Legacy Giving: A Vote of Confidence in Your Organisation

Claire Routley | 4 May 2015

Election fever has well and truly hit the UK: much of our media coverage is dedicated to politics and the potential permutations of a closely fought race. On 7th May, we’ll need to make a choice about who we want to represent us in parliament. Given the dominant story of the day, I thought it might be interesting to reflect on the similarities between choosing a political party to vote for and choosing a charity to remember in your will. And, given the similarities, what should we as charities include in our legacy ‘manifesto’ or case for support?

Values are a key issue when deciding between political parties: your deeply held values, for example, whether you believe in a society guided by individualism or community, are likely to heavily influence your choice of vote. And such values are particularly important when leaving a legacy. A legacy gift to a charity that shares your values helps ensure that those values live on into the future. Even though you might no longer be here, an important part of your character – your values – will continue on, helping your achieve a type of immortality.

So what does that mean for your legacy giving manifesto?
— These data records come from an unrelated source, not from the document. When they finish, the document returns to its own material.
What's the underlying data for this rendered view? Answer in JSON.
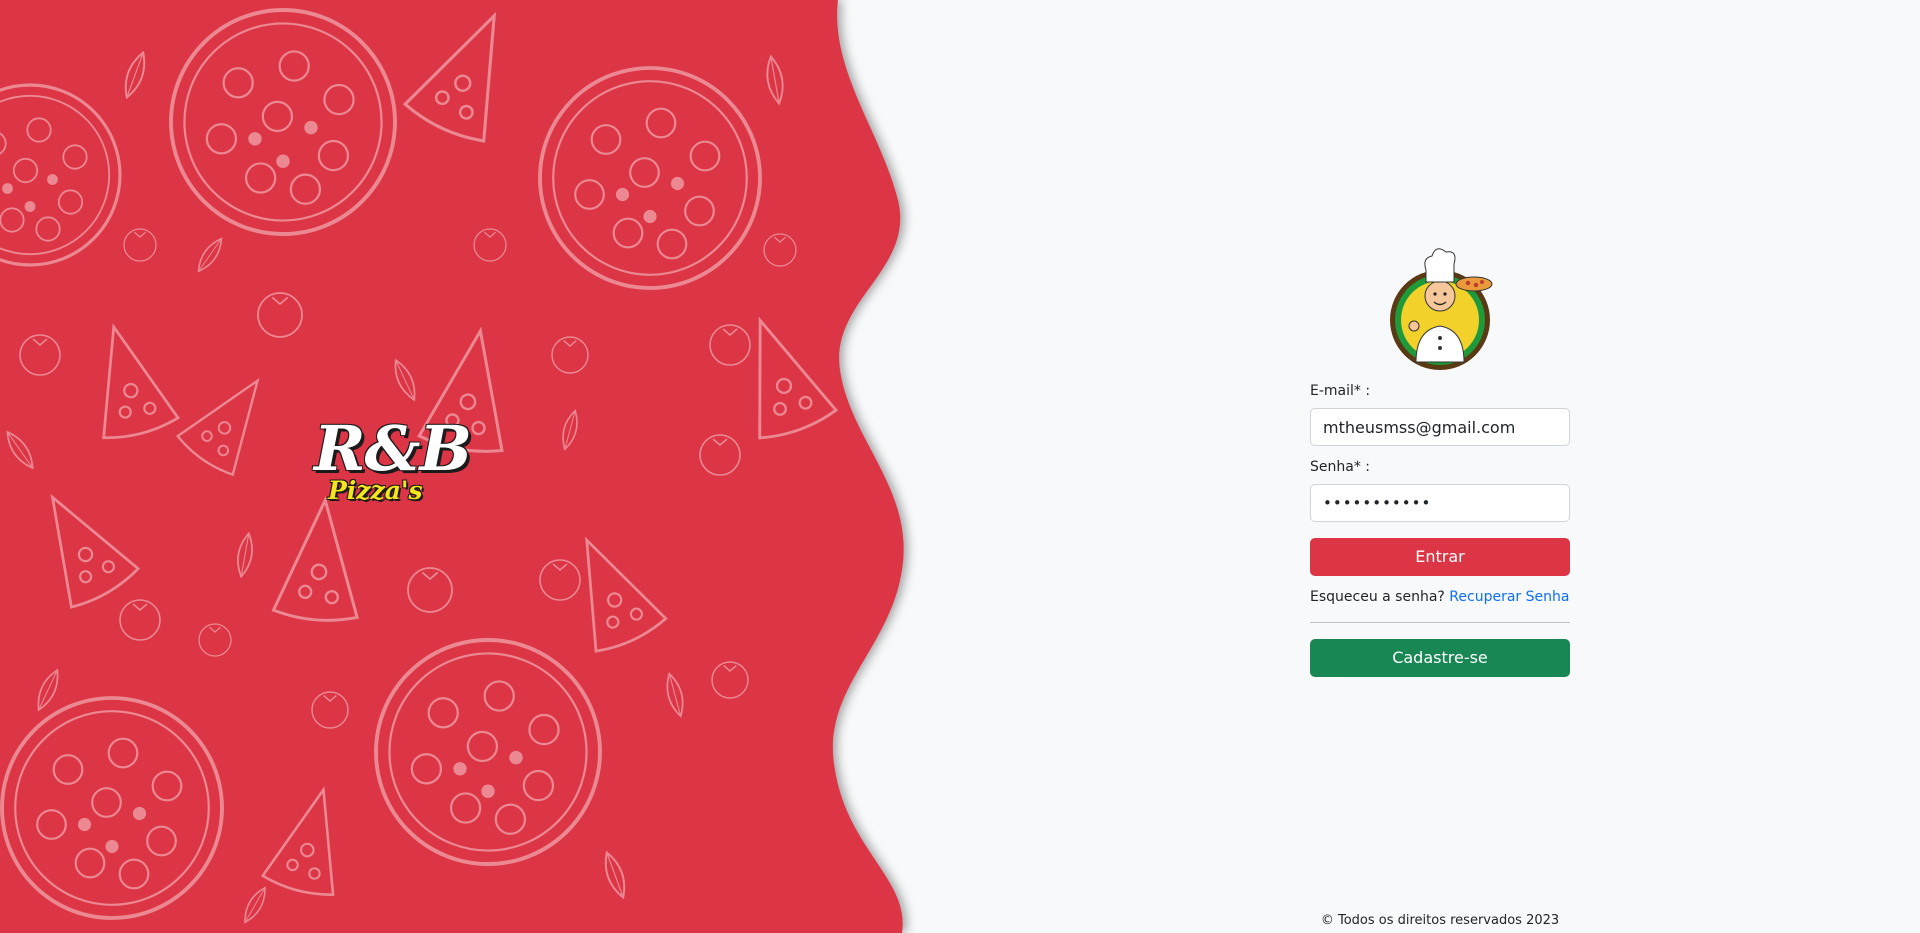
{
  "brand": {
    "main": "R&B",
    "sub": "Pizza's"
  },
  "colors": {
    "hero_red": "#dc3545",
    "primary": "#dc3545",
    "success": "#198754",
    "link": "#0d6efd",
    "background": "#f8f9fa"
  },
  "login": {
    "avatar_icon": "chef-mascot-icon",
    "email_label": "E-mail* :",
    "email_value": "mtheusmss@gmail.com",
    "password_label": "Senha* :",
    "password_value": "•••••••••••",
    "submit_label": "Entrar",
    "forgot_text": "Esqueceu a senha?",
    "recover_link": "Recuperar Senha",
    "register_label": "Cadastre-se"
  },
  "footer": {
    "copyright": "© Todos os direitos reservados 2023"
  }
}
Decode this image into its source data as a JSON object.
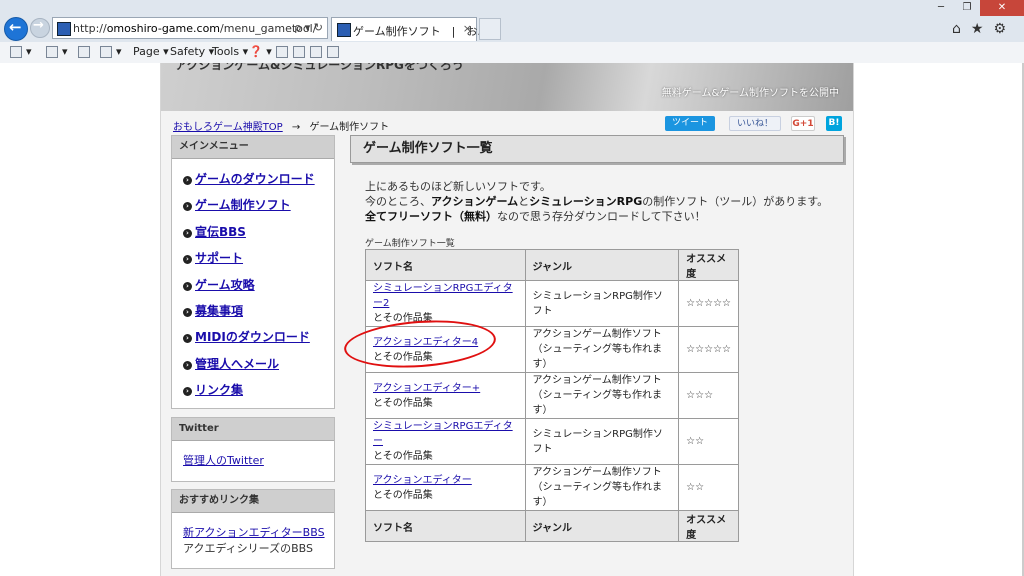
{
  "browser": {
    "address_url_prefix": "http://",
    "address_url_domain": "omoshiro-game.com",
    "address_url_path": "/menu_gametool/",
    "address_controls": "ρ ▾ ↻",
    "tab_title": "ゲーム制作ソフト　|　お...",
    "tab_close": "×",
    "window_controls": [
      "─",
      "❐",
      "✕"
    ],
    "toolbar_icons": "⌂★⚙",
    "command_bar": {
      "home_arrow": "▾",
      "feeds_arrow": "▾",
      "print_arrow": "▾",
      "page_label": "Page ▾",
      "safety_label": "Safety ▾",
      "tools_label": "Tools ▾",
      "help_label": "❓ ▾"
    }
  },
  "banner": {
    "title": "アクションゲーム&シミュレーションRPGをつくろう",
    "subtitle": "無料ゲーム&ゲーム制作ソフトを公開中"
  },
  "breadcrumb": {
    "home_link": "おもしろゲーム神殿TOP",
    "arrow": "→",
    "current": "ゲーム制作ソフト"
  },
  "social": {
    "tweet": "ツイート",
    "facebook": "いいね！",
    "gplus": "G+1",
    "hatena": "B!"
  },
  "sidebar": {
    "main_menu": {
      "heading": "メインメニュー",
      "bullet": "›",
      "items": [
        {
          "label": "ゲームのダウンロード"
        },
        {
          "label": "ゲーム制作ソフト"
        },
        {
          "label": "宣伝BBS"
        },
        {
          "label": "サポート"
        },
        {
          "label": "ゲーム攻略"
        },
        {
          "label": "募集事項"
        },
        {
          "label": "MIDIのダウンロード"
        },
        {
          "label": "管理人へメール"
        },
        {
          "label": "リンク集"
        }
      ]
    },
    "twitter": {
      "heading": "Twitter",
      "link": "管理人のTwitter"
    },
    "links": {
      "heading": "おすすめリンク集",
      "link": "新アクションエディターBBS",
      "text": "アクエディシリーズのBBS"
    }
  },
  "main": {
    "title": "ゲーム制作ソフト一覧",
    "intro_line1": "上にあるものほど新しいソフトです。",
    "intro_line2_a": "今のところ、",
    "intro_line2_b": "アクションゲーム",
    "intro_line2_c": "と",
    "intro_line2_d": "シミュレーションRPG",
    "intro_line2_e": "の制作ソフト（ツール）があります。",
    "intro_line3_a": "全てフリーソフト（無料）",
    "intro_line3_b": "なので思う存分ダウンロードして下さい！",
    "table_caption": "ゲーム制作ソフト一覧",
    "columns": [
      "ソフト名",
      "ジャンル",
      "オススメ度"
    ],
    "rows": [
      {
        "name": "シミュレーションRPGエディター2",
        "sub": "とその作品集",
        "genre1": "シミュレーションRPG制作ソフト",
        "genre2": "",
        "stars": "☆☆☆☆☆"
      },
      {
        "name": "アクションエディター4",
        "sub": "とその作品集",
        "genre1": "アクションゲーム制作ソフト",
        "genre2": "（シューティング等も作れます）",
        "stars": "☆☆☆☆☆"
      },
      {
        "name": "アクションエディター+",
        "sub": "とその作品集",
        "genre1": "アクションゲーム制作ソフト",
        "genre2": "（シューティング等も作れます）",
        "stars": "☆☆☆"
      },
      {
        "name": "シミュレーションRPGエディター",
        "sub": "とその作品集",
        "genre1": "シミュレーションRPG制作ソフト",
        "genre2": "",
        "stars": "☆☆"
      },
      {
        "name": "アクションエディター",
        "sub": "とその作品集",
        "genre1": "アクションゲーム制作ソフト",
        "genre2": "（シューティング等も作れます）",
        "stars": "☆☆"
      }
    ]
  }
}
Research shows the importance of sharing your charities’ values: expressing why rather than how you do what you do, and sharing those values that appeal to a donor’s sense of the person that they would like to be in the future.

Another key issue in choosing between parties is your perception of their competence. Firstly, will they deliver what they set out to do? And secondly, will they do it efficiently?

When I spoke to legacy donors as part of my own research project, they described how they had structured their legacy giving to have the greatest impact on the causes they cared about. Rather than feeling a strong association with any individual charity brand, they choose the charity or combination of charities that they associated most closely with that particular cause. In order to maximise your legacy income, therefore, your legacy manifesto and indeed, your overall brand positioning, should make the link to your particular causal area crystal clear.

Organisational factors are also important in legacy giving. Research amongst a number of charities shows that legacy supporters are more discerning than other categories of donor. They may not have paid much attention to your communications in the past, for example, but once they have made up their mind to leave a legacy they will pay close attention to everything you send them. They have to trust you to spend your income wisely, as once they are gone, they no longer control their gift. Your legacy manifesto will have to show that you are an effective steward of donated monies, and most importantly, of the legacy gifts you receive.

Ultimately, a legacy gift is a vote of confidence in your charity. By voting with their legacy gift, a donor is saying that they believe in your values, trust in your effectiveness and believe that you will spend their gift wisely. If we want to win such important votes, we have to carefully develop our manifestos to reflect the motivations of these most discerning supporters.